O último guardião do 42.1 no Santo António da Neve
O último guardião do 42.1 no Santo António da Neve, o meu Avô.
42.1 é o Indicativo, o código de identificação do Posto de Vigia do Cabeço do Pereiro mais conhecido por Santo António da Neve. Instalado a 1193 metros de altitude começou a sua operacionalidade na forma como o conhecemos hoje no longínquo ano de 1971, segundo a Direcção Geral das Florestas. Segundo o meu avô, este começou a trabalhar em 1969 mas numa “barraca”, sim “barraca” e por lá esteve alguns anos, cerca de cinco ou seis, até à construção que hoje conhecemos. Em termos de datas, estas não são então muito precisas.
Nessa época até 1996, o posto de vigia funcionava durante todo o ano pois era necessário transmitir mensagens de ambos os lados da Serra, e sem repetidores automatizados sem a tecnologia que hoje em dia abunda, eram necessário meios humanos. O meu avô.
Como se deve calcular, trabalhar a quase 1200m de altitude não é fácil. Ainda hoje não o é. A grande diferença é que naquela época escasseava o aquecimento. Havia a hipótese do gás, que chegava de quando em vez para remediar. Os rádios funcionavam com baterias porque a rede de electricidade era ainda uma miragem.
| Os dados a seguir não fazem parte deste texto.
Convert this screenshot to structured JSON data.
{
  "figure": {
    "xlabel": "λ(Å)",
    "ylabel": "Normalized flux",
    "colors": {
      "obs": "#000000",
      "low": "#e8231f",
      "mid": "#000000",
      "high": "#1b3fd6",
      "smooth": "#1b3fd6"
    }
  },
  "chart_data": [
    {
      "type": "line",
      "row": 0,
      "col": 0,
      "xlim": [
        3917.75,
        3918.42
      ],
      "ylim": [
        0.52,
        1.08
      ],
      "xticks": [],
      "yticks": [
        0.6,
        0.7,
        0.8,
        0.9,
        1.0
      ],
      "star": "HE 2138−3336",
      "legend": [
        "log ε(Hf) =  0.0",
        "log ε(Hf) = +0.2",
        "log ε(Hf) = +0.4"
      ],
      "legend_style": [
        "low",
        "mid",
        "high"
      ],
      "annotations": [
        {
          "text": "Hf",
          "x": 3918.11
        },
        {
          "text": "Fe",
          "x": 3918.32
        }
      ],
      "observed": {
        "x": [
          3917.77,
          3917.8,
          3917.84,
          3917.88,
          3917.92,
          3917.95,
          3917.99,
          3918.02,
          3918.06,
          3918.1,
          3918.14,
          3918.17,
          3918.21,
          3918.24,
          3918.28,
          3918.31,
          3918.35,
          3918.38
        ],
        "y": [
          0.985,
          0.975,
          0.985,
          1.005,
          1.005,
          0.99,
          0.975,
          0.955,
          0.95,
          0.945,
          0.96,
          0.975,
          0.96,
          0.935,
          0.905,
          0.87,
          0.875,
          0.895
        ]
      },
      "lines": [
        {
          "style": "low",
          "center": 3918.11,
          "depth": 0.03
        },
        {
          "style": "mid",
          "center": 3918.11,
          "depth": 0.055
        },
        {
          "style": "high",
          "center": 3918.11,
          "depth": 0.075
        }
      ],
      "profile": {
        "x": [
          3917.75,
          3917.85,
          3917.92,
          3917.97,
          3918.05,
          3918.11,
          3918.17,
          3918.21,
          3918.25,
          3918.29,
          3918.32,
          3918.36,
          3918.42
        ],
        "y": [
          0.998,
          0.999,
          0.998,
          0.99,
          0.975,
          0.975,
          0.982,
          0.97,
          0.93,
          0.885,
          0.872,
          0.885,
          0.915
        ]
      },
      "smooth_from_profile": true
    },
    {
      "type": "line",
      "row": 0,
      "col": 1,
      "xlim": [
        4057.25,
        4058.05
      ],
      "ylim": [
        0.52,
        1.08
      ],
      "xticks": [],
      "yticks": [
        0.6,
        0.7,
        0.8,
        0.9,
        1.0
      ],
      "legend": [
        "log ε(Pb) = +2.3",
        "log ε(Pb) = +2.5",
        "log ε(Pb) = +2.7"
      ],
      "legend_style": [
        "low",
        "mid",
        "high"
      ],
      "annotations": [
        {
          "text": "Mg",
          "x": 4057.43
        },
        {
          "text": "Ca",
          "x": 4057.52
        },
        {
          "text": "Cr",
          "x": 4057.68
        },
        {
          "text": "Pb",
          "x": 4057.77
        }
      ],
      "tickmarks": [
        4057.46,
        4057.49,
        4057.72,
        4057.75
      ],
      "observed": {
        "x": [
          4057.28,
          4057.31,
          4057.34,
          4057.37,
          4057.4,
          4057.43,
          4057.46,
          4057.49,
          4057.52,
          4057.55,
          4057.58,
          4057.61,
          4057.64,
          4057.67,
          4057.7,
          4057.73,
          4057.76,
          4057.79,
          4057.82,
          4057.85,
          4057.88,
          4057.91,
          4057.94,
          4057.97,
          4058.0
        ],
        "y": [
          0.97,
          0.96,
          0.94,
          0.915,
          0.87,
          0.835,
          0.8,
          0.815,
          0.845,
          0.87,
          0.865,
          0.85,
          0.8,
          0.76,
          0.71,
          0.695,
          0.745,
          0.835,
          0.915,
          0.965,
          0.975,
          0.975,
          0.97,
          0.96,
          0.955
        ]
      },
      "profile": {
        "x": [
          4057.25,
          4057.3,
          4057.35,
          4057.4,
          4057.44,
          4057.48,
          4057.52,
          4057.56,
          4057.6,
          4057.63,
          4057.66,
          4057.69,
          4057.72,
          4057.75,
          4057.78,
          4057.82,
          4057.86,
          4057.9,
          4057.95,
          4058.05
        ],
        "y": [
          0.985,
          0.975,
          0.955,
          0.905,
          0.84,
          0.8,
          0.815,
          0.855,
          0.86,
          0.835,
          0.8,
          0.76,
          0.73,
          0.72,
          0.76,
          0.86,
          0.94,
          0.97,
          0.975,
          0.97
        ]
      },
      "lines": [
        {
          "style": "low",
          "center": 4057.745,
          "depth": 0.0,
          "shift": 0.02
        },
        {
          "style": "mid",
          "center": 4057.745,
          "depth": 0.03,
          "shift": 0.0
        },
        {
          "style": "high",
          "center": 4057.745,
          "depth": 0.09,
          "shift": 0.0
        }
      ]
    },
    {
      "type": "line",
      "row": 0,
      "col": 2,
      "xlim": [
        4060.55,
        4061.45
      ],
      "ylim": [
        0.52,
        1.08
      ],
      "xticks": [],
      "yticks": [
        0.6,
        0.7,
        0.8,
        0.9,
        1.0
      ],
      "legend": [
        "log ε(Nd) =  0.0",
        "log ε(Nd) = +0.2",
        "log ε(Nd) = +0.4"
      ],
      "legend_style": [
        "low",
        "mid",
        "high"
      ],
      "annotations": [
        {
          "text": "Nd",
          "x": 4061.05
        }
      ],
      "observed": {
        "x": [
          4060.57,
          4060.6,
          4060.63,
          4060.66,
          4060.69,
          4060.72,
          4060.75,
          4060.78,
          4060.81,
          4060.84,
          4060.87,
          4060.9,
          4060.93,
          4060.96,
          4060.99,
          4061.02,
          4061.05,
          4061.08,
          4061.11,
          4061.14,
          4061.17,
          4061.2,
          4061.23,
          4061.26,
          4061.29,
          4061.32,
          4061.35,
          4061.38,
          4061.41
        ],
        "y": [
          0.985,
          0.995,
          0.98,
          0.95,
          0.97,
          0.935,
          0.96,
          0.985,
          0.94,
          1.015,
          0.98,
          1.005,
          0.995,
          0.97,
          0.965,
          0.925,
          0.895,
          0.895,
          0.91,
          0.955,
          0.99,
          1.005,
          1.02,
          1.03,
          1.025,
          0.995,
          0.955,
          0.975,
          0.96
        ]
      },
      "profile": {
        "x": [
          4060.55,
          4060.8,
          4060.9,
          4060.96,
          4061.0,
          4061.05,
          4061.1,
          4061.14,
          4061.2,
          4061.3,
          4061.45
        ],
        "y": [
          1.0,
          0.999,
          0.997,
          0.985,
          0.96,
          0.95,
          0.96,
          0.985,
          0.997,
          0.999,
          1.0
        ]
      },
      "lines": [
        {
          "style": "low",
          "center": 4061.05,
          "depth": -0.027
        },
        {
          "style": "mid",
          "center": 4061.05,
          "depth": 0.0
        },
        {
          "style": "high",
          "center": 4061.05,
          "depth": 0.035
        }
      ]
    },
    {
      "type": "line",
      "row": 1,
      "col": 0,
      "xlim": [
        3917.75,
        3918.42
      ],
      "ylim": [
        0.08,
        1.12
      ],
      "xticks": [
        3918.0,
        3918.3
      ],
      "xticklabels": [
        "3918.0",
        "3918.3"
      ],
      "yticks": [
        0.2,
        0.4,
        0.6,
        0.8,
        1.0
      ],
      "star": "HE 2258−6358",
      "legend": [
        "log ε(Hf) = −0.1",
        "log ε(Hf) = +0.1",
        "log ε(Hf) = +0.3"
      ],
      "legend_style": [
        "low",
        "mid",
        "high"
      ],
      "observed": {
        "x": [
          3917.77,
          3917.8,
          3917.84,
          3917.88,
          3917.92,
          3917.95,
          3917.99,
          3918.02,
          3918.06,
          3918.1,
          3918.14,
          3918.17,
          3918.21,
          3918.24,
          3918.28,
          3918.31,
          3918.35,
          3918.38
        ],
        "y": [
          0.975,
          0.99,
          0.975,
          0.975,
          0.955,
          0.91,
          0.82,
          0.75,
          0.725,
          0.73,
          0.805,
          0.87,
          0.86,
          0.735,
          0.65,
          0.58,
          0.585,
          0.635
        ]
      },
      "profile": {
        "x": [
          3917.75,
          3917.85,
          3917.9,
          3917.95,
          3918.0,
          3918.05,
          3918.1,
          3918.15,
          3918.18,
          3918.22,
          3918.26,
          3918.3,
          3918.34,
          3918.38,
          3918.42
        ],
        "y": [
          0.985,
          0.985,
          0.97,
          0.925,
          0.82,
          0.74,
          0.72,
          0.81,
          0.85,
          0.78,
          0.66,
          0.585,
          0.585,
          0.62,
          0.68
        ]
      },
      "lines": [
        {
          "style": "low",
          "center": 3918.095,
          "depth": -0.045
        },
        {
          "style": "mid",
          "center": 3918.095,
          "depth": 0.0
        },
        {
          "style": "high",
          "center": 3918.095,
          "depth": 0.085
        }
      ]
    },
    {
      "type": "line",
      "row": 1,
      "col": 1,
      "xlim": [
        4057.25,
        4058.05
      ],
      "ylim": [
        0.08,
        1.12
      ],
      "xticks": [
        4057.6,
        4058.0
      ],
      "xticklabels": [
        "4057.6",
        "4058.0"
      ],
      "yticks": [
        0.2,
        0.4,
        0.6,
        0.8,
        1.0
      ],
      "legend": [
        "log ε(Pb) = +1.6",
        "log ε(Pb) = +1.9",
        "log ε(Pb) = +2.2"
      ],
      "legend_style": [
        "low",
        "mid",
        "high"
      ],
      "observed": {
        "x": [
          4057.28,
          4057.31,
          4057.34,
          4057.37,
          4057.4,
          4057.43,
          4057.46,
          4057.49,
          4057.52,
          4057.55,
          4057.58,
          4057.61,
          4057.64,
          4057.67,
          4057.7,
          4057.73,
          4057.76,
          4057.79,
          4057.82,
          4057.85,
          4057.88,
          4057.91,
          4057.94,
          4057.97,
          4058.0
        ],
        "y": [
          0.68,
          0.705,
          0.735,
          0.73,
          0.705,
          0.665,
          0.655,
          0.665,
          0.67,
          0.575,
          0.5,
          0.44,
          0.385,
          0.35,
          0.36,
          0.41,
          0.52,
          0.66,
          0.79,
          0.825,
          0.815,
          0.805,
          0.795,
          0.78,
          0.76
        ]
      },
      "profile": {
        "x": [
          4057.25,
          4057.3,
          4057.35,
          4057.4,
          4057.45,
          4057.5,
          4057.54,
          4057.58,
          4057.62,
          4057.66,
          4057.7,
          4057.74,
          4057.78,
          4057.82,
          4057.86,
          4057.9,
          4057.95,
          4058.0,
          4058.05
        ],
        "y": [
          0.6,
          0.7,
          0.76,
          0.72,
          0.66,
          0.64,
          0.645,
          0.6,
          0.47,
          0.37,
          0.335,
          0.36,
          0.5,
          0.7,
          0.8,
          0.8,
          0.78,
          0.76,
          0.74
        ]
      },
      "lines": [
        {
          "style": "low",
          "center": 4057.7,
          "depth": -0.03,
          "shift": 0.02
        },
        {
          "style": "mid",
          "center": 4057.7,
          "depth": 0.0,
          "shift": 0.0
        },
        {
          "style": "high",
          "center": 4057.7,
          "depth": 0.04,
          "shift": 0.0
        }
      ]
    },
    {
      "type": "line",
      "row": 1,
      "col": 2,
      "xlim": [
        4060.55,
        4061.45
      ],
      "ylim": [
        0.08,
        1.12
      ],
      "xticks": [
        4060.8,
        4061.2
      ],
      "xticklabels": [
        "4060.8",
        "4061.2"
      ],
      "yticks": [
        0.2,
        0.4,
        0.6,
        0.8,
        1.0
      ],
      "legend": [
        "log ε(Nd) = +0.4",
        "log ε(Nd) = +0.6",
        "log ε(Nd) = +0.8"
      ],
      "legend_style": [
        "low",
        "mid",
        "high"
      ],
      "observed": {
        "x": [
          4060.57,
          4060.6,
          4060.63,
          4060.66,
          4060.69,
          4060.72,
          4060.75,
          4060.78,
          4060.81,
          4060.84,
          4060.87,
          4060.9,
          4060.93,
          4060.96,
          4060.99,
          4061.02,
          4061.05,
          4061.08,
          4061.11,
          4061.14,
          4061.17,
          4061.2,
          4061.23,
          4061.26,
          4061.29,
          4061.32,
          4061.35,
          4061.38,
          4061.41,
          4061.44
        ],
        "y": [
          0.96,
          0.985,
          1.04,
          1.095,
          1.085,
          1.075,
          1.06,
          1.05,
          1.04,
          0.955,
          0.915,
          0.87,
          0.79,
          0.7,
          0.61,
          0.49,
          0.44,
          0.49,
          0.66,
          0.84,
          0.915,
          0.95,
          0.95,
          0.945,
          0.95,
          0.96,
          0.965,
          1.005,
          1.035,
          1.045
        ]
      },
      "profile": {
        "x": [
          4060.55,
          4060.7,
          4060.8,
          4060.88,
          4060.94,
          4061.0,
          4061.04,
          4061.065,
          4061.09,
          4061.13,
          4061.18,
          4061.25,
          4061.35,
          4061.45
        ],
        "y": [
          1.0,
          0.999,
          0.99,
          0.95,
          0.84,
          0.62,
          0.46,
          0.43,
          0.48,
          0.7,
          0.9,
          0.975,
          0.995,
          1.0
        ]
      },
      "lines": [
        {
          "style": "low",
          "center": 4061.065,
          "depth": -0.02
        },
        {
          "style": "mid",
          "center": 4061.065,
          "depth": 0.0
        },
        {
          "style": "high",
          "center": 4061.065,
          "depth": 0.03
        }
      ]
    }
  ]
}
Inicialmente, miragem era também a estrada para o Santo António via Coentral, sendo o único acesso via Trevim. Dizer ainda que inicialmente a ida para o trabalho era feito a pé pelos caminhos de então, a motorizada veio alguns anos depois.
Frequentava eu a escola primária do Coentral em 1988, são estas as minhas primeiras recordações. Fosse qual fosse a época do ano, lá vinha o meu avô ao final do dia a passar ao fundo da escola, descendo a estrada de terra batida para o Coentral na sua Macal. Sim, nesta altura já havia estrada do Coentral para o Santo António.
Alguns dos que estão certamente a ler este texto, conhecem o meu avô. Por lá, somente no verão passaram dezenas de jovens e menos jovens que o acompanharam na missão de descobrir o mais rapidamente focos de incêndios florestais. Desde o Coentral, Castanheira de Pera, Lousã, Poiares, Miranda do Corvo e até Coimbra. De todas estas localizações por lá passaram os “vigias”.
Eu ainda lá fui um dia ou outro nas férias, verão ou inverno, mas o meu tio Francisco que já não se encontra entre nós, e o meu tio/padrinho Anselmo, que ingressou mais tarde nos Serviços Florestais como Guarda Florestal também por lá passaram. Haverão por aí muitas histórias por contar desse tempo, desse saudoso tempo.
Hoje o 42.1 ainda está em funcionamento, mas apenas no verão. É assim desde que o meu avô se aposentou. É ele então o “Último Guardião do 42.1”.
Mas quem é o meu avô afinal?
Chama-se Américo Bernardo, é natural da aldeia do Candal, Concelho da Lousã, nascido a 10 de maio de 1937.
Nota Adicional: Américo Bernardo nos Arquivos da RTP no Programa “Sabe como se Salva uma Floresta?” de agosto de 1974 …
Ver primeira parte: https://arquivos.rtp.pt/conteudos/sabe-como-se-salva-uma-floresta-parte-i/
Ver segunda parte: https://arquivos.rtp.pt/conteudos/sabe-como-se-salva-uma-floresta-parte-ii/
Jorge, apesar de não ter sido vigia, cheguei a trabalhar alguns verões na pista de abastecimento de retardantes aos aviões de ataque aos incêndios que se encontra logo ao lado e tive o previlégio de conhecer e privar com o teu avô durante bastante tempo. Aprendi bastante com ele. Homem sábio, o teu avô.
Conheci e partilhei muitos bons momentos com o teu avô. Trabalhei dos meus 15 aos 21 anos no Posto Vigia 42-1. Partilhei esse Posto de Vigia com o teu avô desde 1978 a 1983.
Que saudades desse tempo. Bons momentos e recordações.